524 月と火と水と
ヒナミも内心では驚いていたが冷静な口調でショウに言った。
「ほら、次はショウの番よ。頑張って!」
ショウはズーミの成功を目の当たりにして確信を得たようだ。
「ああ、分かった! 俺も炎の玉を出すぞ!」
ショウが強く念じると今までには見られなかった赤く光る小さな粒が現れた。
「お! これは……火の玉か?」
ヒナミはニコリと微笑むとショウを激励した。
「うん、でもまだ小さいわね。もっと大きいやつお願い!」
ショウは俄然やる気を出して鍛錬に集中した。
「よし! 頑張るぞ!」
ヒナミはズーミにリベ・ルナから聞いたことを教えた。
「やっぱりあなたは早かったわね。何でも毎日泳いでいたのが鍛錬になってたみたいよ。」
ズーミはまだ信じられない様子で呆然としていた。
「成程、そうゆうことか……けど、おったまげたわ。」
「次はね、その水玉をたくさん出せるように頑張ってみて。」
その後、暫くの間訓練は続けられた。
建物の外では残った子どもたちが手を傷付けないよう気を付けながらアルミ複合板を運び続けていた。
ショウは先程の赤く光る点を三つまで出せるようになった。
「外の皆はちゃんと運べてんのか?」
ヒナミは出口の方を見ながらそれに答えた。
「まだ、さっき運んだのが半分くらい残ってるから大丈夫。」
それから更に三十分ほどが経過した。
その頃にはズーミは水玉を数えきれないほど現出させ、それを移動するまでに能力を成長させていた。
「精霊様ってのは本当に全部見えてらっしゃるんだね。それに、私にもこんな魔術みたいなことができるなんて今でも信じられないよ!」
実は二人の力が急成長したのはヒナミの能力が大きく関係していた。
ヒナミの能力は回復やバフ、デバフの他に人の能力アップを促進する力も備えていたのだ。
この能力は相手を熟知しているほど効果が強く現れた。
二人とは幼少からの付き合いだった為、その効果も倍増したというわけだ。
そして、それらの効果を二人に与え続けることでヒナミの能力もまた大きく成長していった。

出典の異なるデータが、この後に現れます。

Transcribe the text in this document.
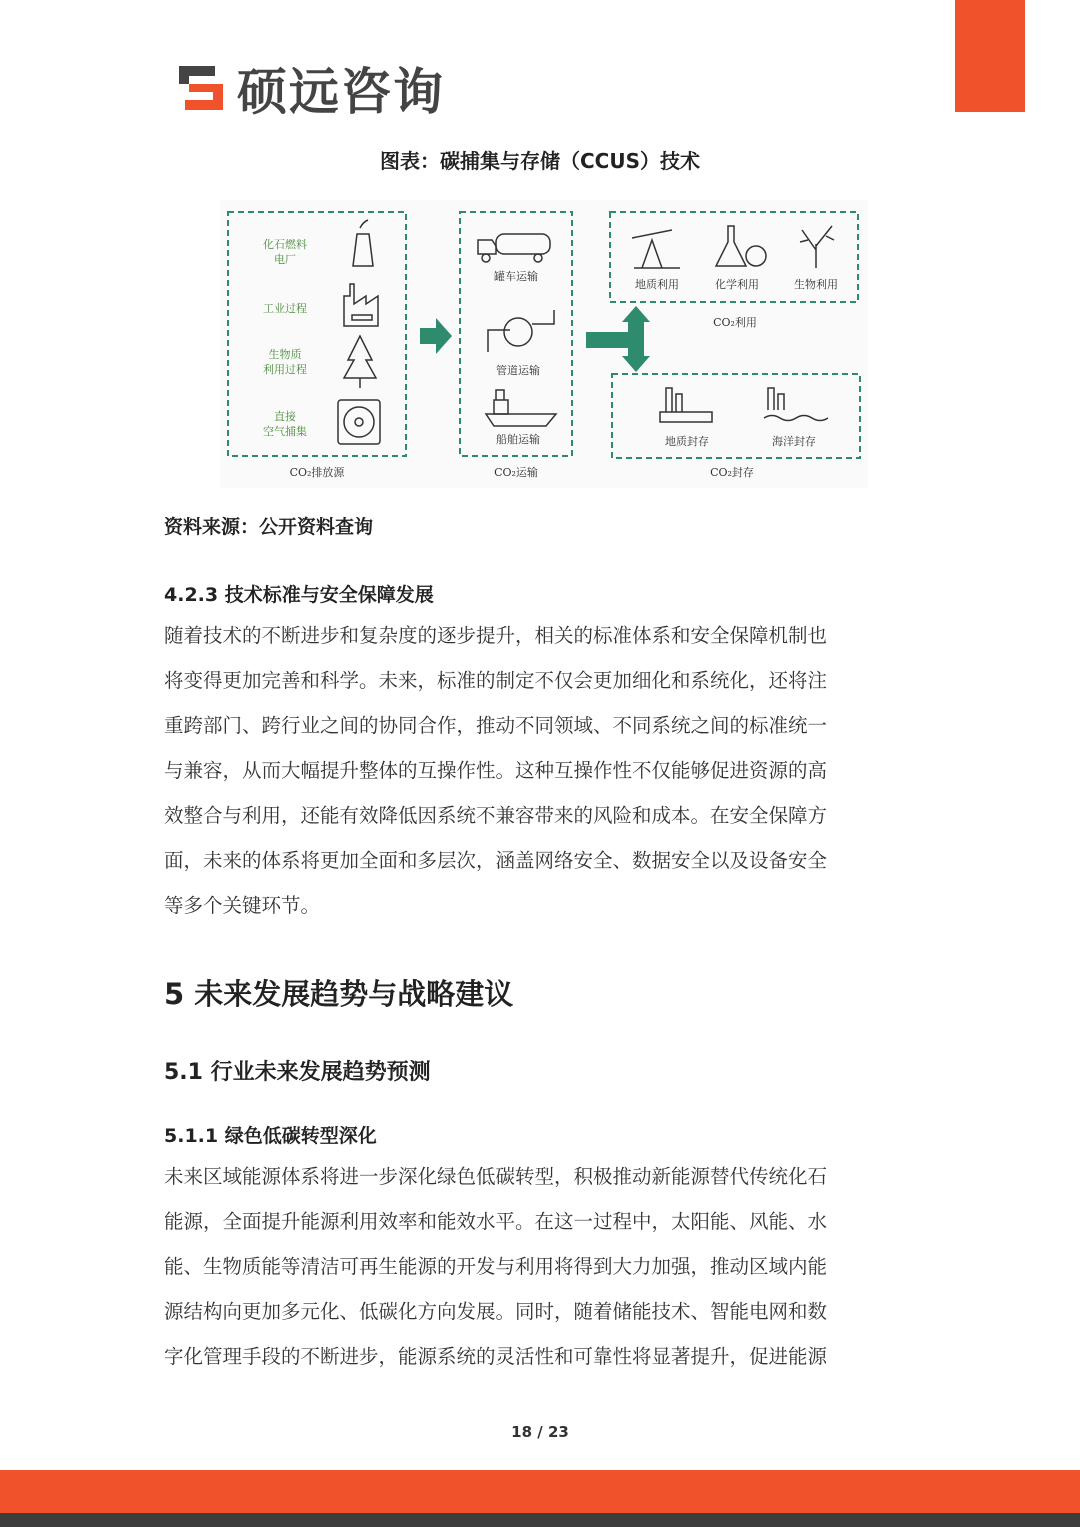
硕远咨询
图表：碳捕集与存储（CCUS）技术
化石燃料
电厂
工业过程
生物质
利用过程
直接
空气捕集
CO₂排放源
罐车运输
管道运输
船舶运输
CO₂运输
地质利用	化学利用	生物利用
CO₂利用
地质封存	海洋封存
CO₂封存
资料来源：公开资料查询
4.2.3 技术标准与安全保障发展
随着技术的不断进步和复杂度的逐步提升，相关的标准体系和安全保障机制也
将变得更加完善和科学。未来，标准的制定不仅会更加细化和系统化，还将注
重跨部门、跨行业之间的协同合作，推动不同领域、不同系统之间的标准统一
与兼容，从而大幅提升整体的互操作性。这种互操作性不仅能够促进资源的高
效整合与利用，还能有效降低因系统不兼容带来的风险和成本。在安全保障方
面，未来的体系将更加全面和多层次，涵盖网络安全、数据安全以及设备安全
等多个关键环节。
5 未来发展趋势与战略建议
5.1 行业未来发展趋势预测
5.1.1 绿色低碳转型深化
未来区域能源体系将进一步深化绿色低碳转型，积极推动新能源替代传统化石
能源，全面提升能源利用效率和能效水平。在这一过程中，太阳能、风能、水
能、生物质能等清洁可再生能源的开发与利用将得到大力加强，推动区域内能
源结构向更加多元化、低碳化方向发展。同时，随着储能技术、智能电网和数
字化管理手段的不断进步，能源系统的灵活性和可靠性将显著提升，促进能源
18 / 23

ざっと一時間ほどが経過した頃、三人のレベルは三段階ほどアップしていた。
ショウは無数の光の粒を発生させ、それらを一点に集めることで炎の玉を作りだすことに成功していた。
ズーミに至っては大きな水玉を自在に操ったり水流を水鉄砲のように壁に当てたりできるようになっていた。
勿論これらの術はヒナミのバフ効果も寄与していたが、それにしてもあまりに急速な成長であった。
これには非天たちも思わず眉を顰めた。
「相乗効果がもろに嵌ったみたいだ。この訓練方法は三人に合っていたのだろうか。」
リベ・ルナも何故か得意げに感想を述べた。
「うんうん、やるじゃないさ、あの子たち。これなら思ったよりも早く計画を実行できそうね!」
「それにしても……精量の能力アップってのはあんなに早いものなのかい? なら何で今までこの能力は放置されていたんだろう。これだけ使えるなら魔術なんかいらないじゃないか。」
「さあね、けど普通なら何度やってもああは行かないんじゃないかな。癖や暇つぶしで何回も力を使ってる人が数人いたけど特に変化は見られなかったし。」
「成程……。」
非天はそう呟くと少し考えてからリベ・ルナに尋ねた。
「ところで、リベ・ルナは何故私に力を貸してくれようと思ったの?」
「うーん……そうね、何かしっくりくるって言うか、楽しそうだったから? あとは……怖くなかったからかな。」
非天はその言葉に着目した。
「怖くなかった?」
「うん、怖くなかった。て、言うか安心できたって方が正しいかも。」
非天はその言葉を聞いてあることに気が付いた。
それは精量の持つ機能、及び人間とのかかわりについてだった。